Surplus Food, Community Style

121While in London for a conference on food waste reduction last week, I couldn’t pass up the opportunity to visit what was described to me as a “food waste café” — or, better stated — a café that makes use of excess food donations (food that would otherwise likely go to landfill) to prepare healthy breakfast and lunch dishes for community members.  That’s Café Morningside in Hackney — just a few brief train rides outside of central London.

Café Morningside is the result of energetic collaboration between two friends and passionate cooks who, after hosting many dinner parties for friends, quickly realized the potential to bring people together over healthy food.  After organizing meals for more than one hundred individuals in UK community centres predominantly with donations of surplus food from local businesses, they hatched the idea for a café to fill social and environmental needs — creating a sense of community, providing healthy meals to those in need through a “pay what you can” concept, and making responsible use of excess food that would otherwise go to waste.  As noted on the Cafe’s website, “community, food sustainability, and healthy eating are the three essential ingredients in the Morningside saucepan.”

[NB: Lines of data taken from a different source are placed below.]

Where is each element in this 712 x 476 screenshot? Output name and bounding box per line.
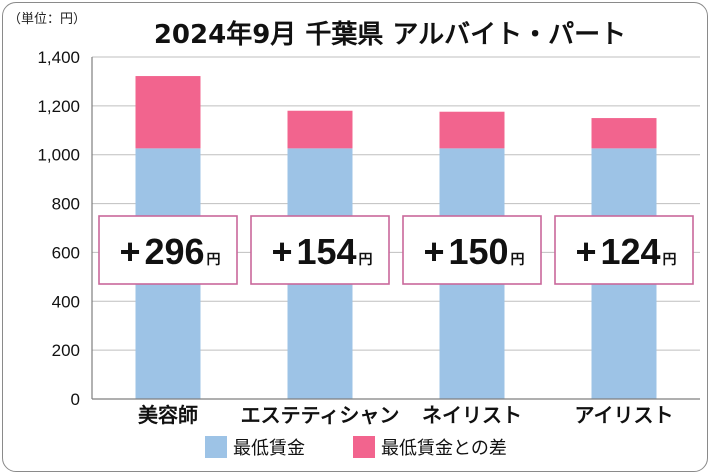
- bar-difference: [591, 118, 657, 149]
- difference-callout-box: [250, 215, 390, 285]
- difference-callout-label: +150 円: [423, 231, 524, 272]
- y-tick-label: 1,200: [37, 97, 80, 116]
- y-tick-label: 600: [52, 243, 80, 262]
- x-category-label: エステティシャン: [241, 403, 400, 427]
- x-category-label: アイリスト: [575, 403, 674, 427]
- y-tick-label: 1,400: [37, 48, 80, 67]
- callouts: +296 円 +154 円 +150 円 +124 円: [98, 215, 694, 285]
- difference-callout-box: [98, 215, 238, 285]
- y-tick-label: 1,000: [37, 146, 80, 165]
- y-tick-label: 0: [71, 390, 80, 409]
- legend-swatch-min-wage: [205, 436, 227, 458]
- y-tick-label: 200: [52, 341, 80, 360]
- legend-label: 最低賃金との差: [381, 438, 507, 459]
- chart-title: 2024年9月 千葉県 アルバイト・パート: [154, 19, 626, 50]
- difference-callout-box: [402, 215, 542, 285]
- unit-label: （単位：円）: [8, 11, 86, 27]
- bar-difference: [439, 111, 505, 149]
- bar-difference: [287, 110, 353, 149]
- bar-difference: [135, 76, 201, 149]
- difference-callout-label: +154 円: [271, 231, 372, 272]
- legend: 最低賃金 最低賃金との差: [205, 436, 507, 459]
- y-tick-label: 400: [52, 292, 80, 311]
- difference-callout-label: +124 円: [575, 231, 676, 272]
- difference-callout-label: +296 円: [119, 231, 220, 272]
- difference-callout-box: [554, 215, 694, 285]
- x-category-label: 美容師: [138, 403, 198, 427]
- axes: 0 200 400 600 800 1,000 1,200 1,400 美容師 エステティシャンネ…: [37, 48, 700, 427]
- x-category-label: ネイリスト: [422, 403, 522, 427]
- y-tick-label: 800: [52, 195, 80, 214]
- legend-swatch-difference: [353, 436, 375, 458]
- legend-label: 最低賃金: [233, 438, 305, 459]
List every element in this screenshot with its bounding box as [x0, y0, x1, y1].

Café Morningside is currently open two days a week (Thursdays and Fridays) for breakfast and lunch (along with takeout lunch boxes) at the Morningside Community Centre.  As co-founder Lise notes, the set-up, meal preparation, and pack-up calls for “a lot of energy for two days.”  The two-day structure helps to facilitate their operational planning for volunteer cooks and staff.  Notably, it also helps retailers and other donors plan for what, and how much, they will give each week.  Those donations are then transformed into a variety of excellent meals by cooks from several countries.  Since the cooks don’t know what types of food will be received each day (nor how much), the model calls for resourcefulness and creativity in the kitchen — similar to what occurs in many food banks today.  The menu is decided each day based on what food comes in from donors.  For example, frozen chicken is donated from a restaurant chain, while organic fruits and vegetables are donated from retail food operations.  On the day that I visited, the chef prepared a tomato and cheese pasta dish (which was excellent) as well as a chicken entrée.  Some prior meals shown on the website include a vegetable medley, French onion soup, stuffed peppers, a frittata, and a chickpea curry with potato cakes.

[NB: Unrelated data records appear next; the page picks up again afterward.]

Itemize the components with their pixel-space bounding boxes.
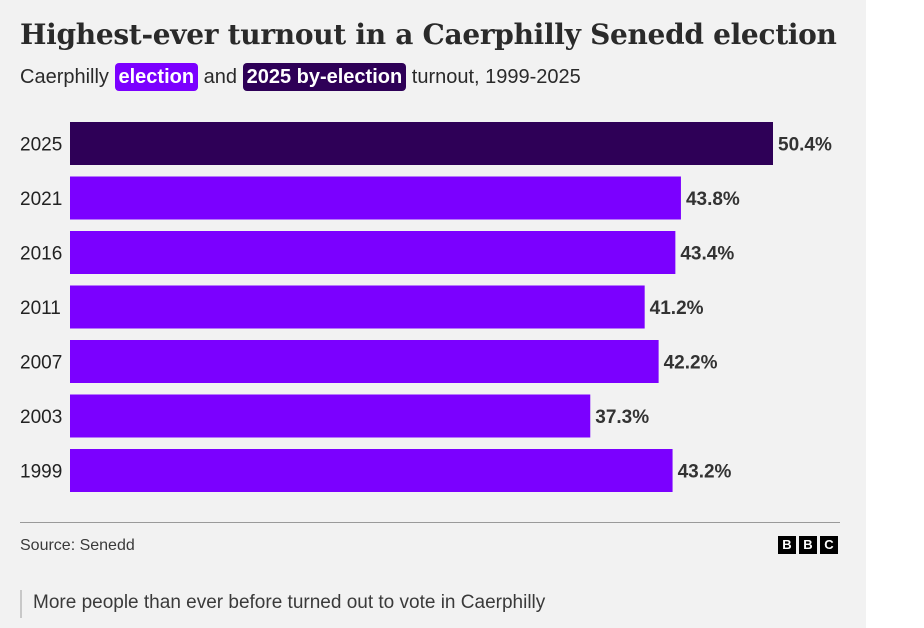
bar-1999 <box>70 449 673 492</box>
bar-chart: 2025 50.4% 2021 43.8% 2016 43.4% 2011 41.2% 2007… <box>20 122 832 492</box>
data-label: 41.2% <box>650 298 704 319</box>
subtitle-middle: and <box>203 66 238 88</box>
subtitle-prefix: Caerphilly <box>20 66 109 88</box>
chart-title: Highest-ever turnout in a Caerphilly Sen… <box>20 18 837 51</box>
data-label: 43.2% <box>678 462 732 483</box>
legend-by-election: 2025 by-election <box>242 63 407 91</box>
bar-2011 <box>70 285 645 329</box>
y-tick-label: 2021 <box>20 189 62 210</box>
legend-election: election <box>114 63 199 91</box>
logo-letter: C <box>820 536 838 554</box>
subtitle-suffix: turnout, 1999-2025 <box>411 66 581 88</box>
bar-2021 <box>70 176 681 220</box>
y-tick-label: 1999 <box>20 462 62 483</box>
bar-2025 <box>70 122 773 165</box>
chart-panel: Highest-ever turnout in a Caerphilly Sen… <box>0 0 866 628</box>
divider <box>20 522 840 523</box>
source-text: Source: Senedd <box>20 537 135 554</box>
data-label: 42.2% <box>664 353 718 374</box>
bbc-logo: B B C <box>778 536 838 554</box>
logo-letter: B <box>799 536 817 554</box>
chart-subtitle: Caerphilly election and 2025 by-election… <box>20 62 581 92</box>
y-tick-label: 2003 <box>20 407 62 428</box>
bar-2007 <box>70 340 659 383</box>
y-tick-label: 2007 <box>20 353 62 374</box>
bar-2003 <box>70 394 591 438</box>
y-tick-label: 2025 <box>20 135 62 156</box>
bar-2016 <box>70 231 676 274</box>
y-tick-label: 2011 <box>20 298 61 319</box>
image-caption: More people than ever before turned out … <box>33 592 546 613</box>
logo-letter: B <box>778 536 796 554</box>
data-label: 50.4% <box>778 135 832 156</box>
data-label: 43.8% <box>686 189 740 210</box>
y-tick-label: 2016 <box>20 244 62 265</box>
data-label: 37.3% <box>595 407 649 428</box>
caption-rule <box>20 590 22 618</box>
data-label: 43.4% <box>680 244 734 265</box>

There is a recommended price for the entrée dishes, but the “pay what you can” concept allows for struggling individuals to pay little (or no) money for a healthy meal, while those who have the ability to do so can pay a little extra in order to provide a meal for others in need.

I applaud the concept; it is great to see another start-up business model built on harnessing the value of excess food and, in the case of Café Morningside, merging that value with the social benefit of bringing people together for healthy food and enabling more affluent individuals to pay a little extra to provide for those who are struggling (i.e. “suspended orders”).  Indeed, the concept of “community” stands out very clearly at Café Morningside.  Further, donors benefit from reducing waste disposal costs while generating goodwill among employees and customers, volunteers get a sense of “giving back” to other community members, and cooks get the ability to test their creativity while sharing recipes from their homelands.

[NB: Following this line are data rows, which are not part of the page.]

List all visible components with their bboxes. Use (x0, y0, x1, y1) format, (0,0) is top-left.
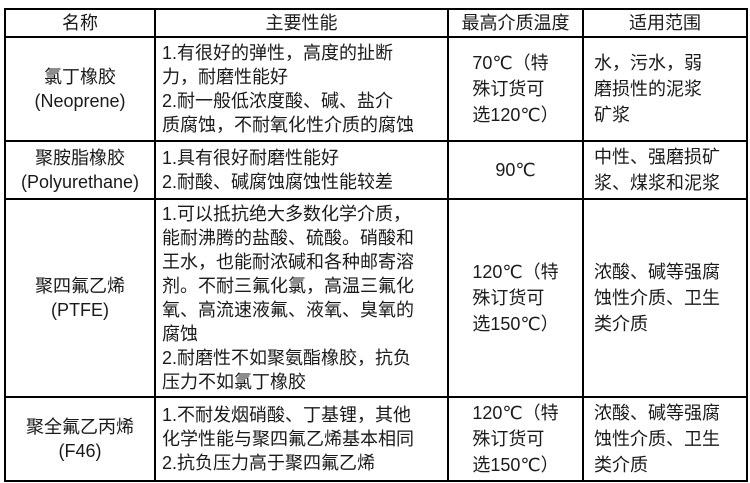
cell-material-name: 氯丁橡胶 (Neoprene) (4, 36, 156, 142)
lining-material-spec-table: 名称 主要性能 最高介质温度 适用范围 氯丁橡胶 (Neoprene) 1.有很… (4, 8, 748, 482)
table-row: 聚全氟乙丙烯 (F46) 1.不耐发烟硝酸、丁基锂，其他 化学性能与聚四氟乙烯基… (4, 396, 748, 482)
column-header-performance: 主要性能 (154, 8, 449, 38)
cell-material-name: 聚胺脂橡胶 (Polyurethane) (4, 140, 156, 200)
cell-applicable-range: 水，污水，弱 磨损性的泥浆 矿浆 (582, 36, 748, 142)
temperature-text: 120℃（特 殊订货可 选150℃） (472, 403, 559, 475)
cell-material-name: 聚四氟乙烯 (PTFE) (4, 198, 156, 398)
cell-max-temperature: 90℃ (447, 140, 584, 200)
temperature-text: 120℃（特 殊订货可 选150℃） (472, 262, 559, 334)
cell-max-temperature: 120℃（特 殊订货可 选150℃） (447, 396, 584, 482)
cell-max-temperature: 70℃（特 殊订货可 选120℃） (447, 36, 584, 142)
cell-max-temperature: 120℃（特 殊订货可 选150℃） (447, 198, 584, 398)
cell-performance: 1.具有很好耐磨性能好 2.耐酸、碱腐蚀腐蚀性能较差 (154, 140, 449, 200)
temperature-text: 90℃ (495, 160, 536, 180)
column-header-name: 名称 (4, 8, 156, 38)
column-header-temperature: 最高介质温度 (447, 8, 584, 38)
cell-applicable-range: 浓酸、碱等强腐 蚀性介质、卫生 类介质 (582, 396, 748, 482)
cell-material-name: 聚全氟乙丙烯 (F46) (4, 396, 156, 482)
table-row: 聚胺脂橡胶 (Polyurethane) 1.具有很好耐磨性能好 2.耐酸、碱腐… (4, 140, 748, 200)
table-row: 聚四氟乙烯 (PTFE) 1.可以抵抗绝大多数化学介质， 能耐沸腾的盐酸、硫酸。… (4, 198, 748, 398)
table-row: 氯丁橡胶 (Neoprene) 1.有很好的弹性，高度的扯断 力，耐磨性能好 2… (4, 36, 748, 142)
cell-performance: 1.可以抵抗绝大多数化学介质， 能耐沸腾的盐酸、硫酸。硝酸和 王水，也能耐浓碱和… (154, 198, 449, 398)
cell-performance: 1.有很好的弹性，高度的扯断 力，耐磨性能好 2.耐一般低浓度酸、碱、盐介 质腐… (154, 36, 449, 142)
cell-performance: 1.不耐发烟硝酸、丁基锂，其他 化学性能与聚四氟乙烯基本相同 2.抗负压力高于聚… (154, 396, 449, 482)
column-header-range: 适用范围 (582, 8, 748, 38)
temperature-text: 70℃（特 殊订货可 选120℃） (472, 53, 559, 125)
cell-applicable-range: 浓酸、碱等强腐 蚀性介质、卫生 类介质 (582, 198, 748, 398)
cell-applicable-range: 中性、强磨损矿 浆、煤浆和泥浆 (582, 140, 748, 200)
table-header-row: 名称 主要性能 最高介质温度 适用范围 (4, 8, 748, 38)
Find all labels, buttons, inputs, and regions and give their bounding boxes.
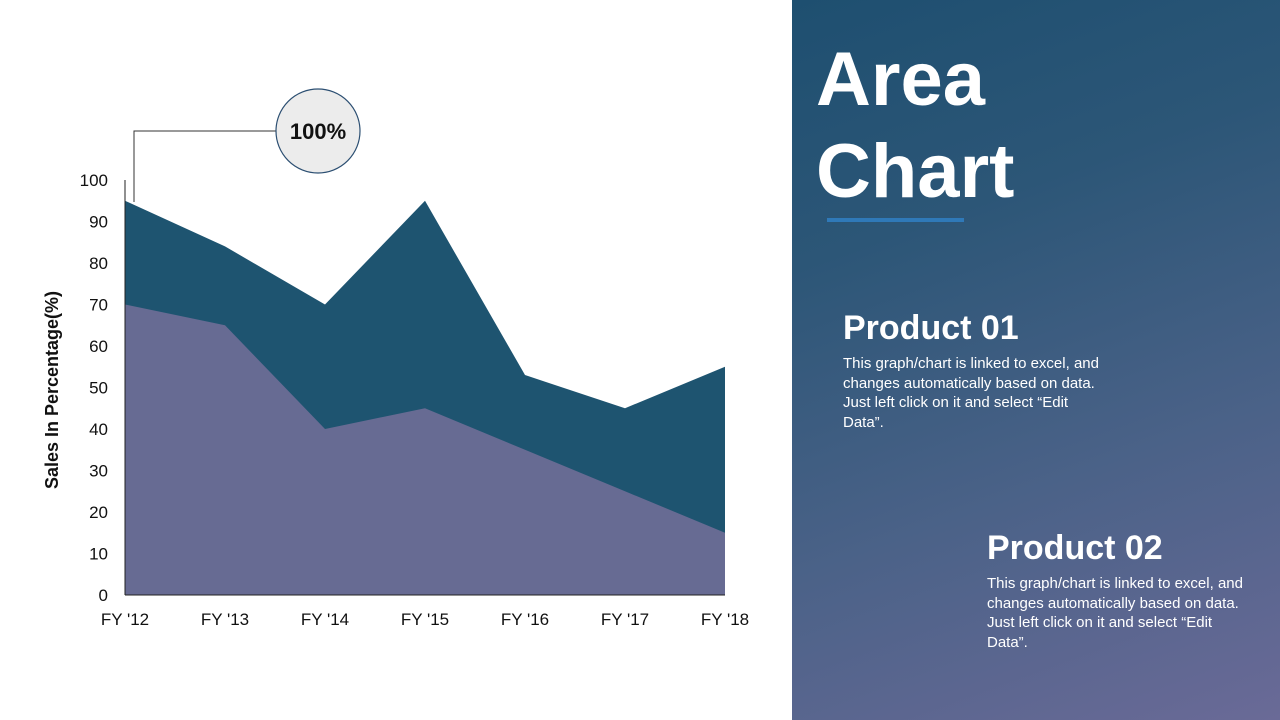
product-01-description: This graph/chart is linked to excel, and…: [843, 355, 1099, 431]
callout-badge: [275, 88, 361, 174]
slide-title-line-1: Area: [816, 37, 985, 122]
y-tick-label-0: 0: [99, 586, 108, 605]
callout-badge-label: 100%: [290, 119, 346, 144]
product-01-block: Product 01 This graph/chart is linked to…: [843, 308, 1103, 432]
y-tick-label-40: 40: [89, 420, 108, 439]
callout-leader-line: [133, 130, 277, 202]
product-02-heading: Product 02: [987, 529, 1163, 567]
x-tick-label-2: FY '14: [301, 610, 349, 629]
y-axis-title: Sales In Percentage(%): [42, 291, 62, 489]
y-tick-label-50: 50: [89, 379, 108, 398]
side-panel: Area Chart Product 01 This graph/chart i…: [792, 0, 1280, 720]
y-tick-label-60: 60: [89, 337, 108, 356]
y-tick-label-70: 70: [89, 296, 108, 315]
chart-area: 0 10 20 30 40 50 60 70 80 90 100 FY '12 FY '13 FY '14…: [0, 0, 792, 720]
area-series-2: [125, 304, 725, 595]
x-tick-label-3: FY '15: [401, 610, 449, 629]
y-tick-label-100: 100: [80, 171, 108, 190]
x-tick-label-1: FY '13: [201, 610, 249, 629]
x-tick-label-6: FY '18: [701, 610, 749, 629]
x-tick-label-4: FY '16: [501, 610, 549, 629]
title-underline: [827, 218, 964, 222]
product-01-heading: Product 01: [843, 309, 1019, 347]
product-02-block: Product 02 This graph/chart is linked to…: [987, 528, 1247, 652]
y-tick-label-80: 80: [89, 254, 108, 273]
x-tick-label-0: FY '12: [101, 610, 149, 629]
area-chart[interactable]: 0 10 20 30 40 50 60 70 80 90 100 FY '12 FY '13 FY '14…: [0, 0, 792, 720]
product-02-description: This graph/chart is linked to excel, and…: [987, 575, 1243, 651]
y-tick-label-90: 90: [89, 213, 108, 232]
x-tick-label-5: FY '17: [601, 610, 649, 629]
y-tick-label-10: 10: [89, 545, 108, 564]
y-tick-label-30: 30: [89, 462, 108, 481]
slide-title: Area Chart: [816, 34, 1236, 218]
slide-title-line-2: Chart: [816, 129, 1015, 214]
y-tick-label-20: 20: [89, 503, 108, 522]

While enjoying my lunch at the Café, I reflected on a comment from Barton Seaver (of Harvard’s School of Public Health) one day earlier at Carrier’s Cold Chain Summit in which he referenced the “Reduce, Reuse, and Recycle” campaign.  Seaver noted that this has been one of the most successful Ad campaigns to date, yet he also pointed out that we haven’t sufficiently addressed the first “R” — Reduce.  I couldn’t agree more.  He went on to comment that we need to change the way we interact with nature to promote sustainability efforts.  Café Morningside’s founders are doing just that — making a concerted effort to reduce food waste by putting excess food resources to good use while also creating a strong sense of community.

So when in the London area, take a trip out to the Morningside Café for a great healthy meal.  Or, if you live in the area, consider volunteering or partnering to provide food donations to help sustain the operation.  Either way, you can help the team members achieve their mission of helping both people and planet simultaneously.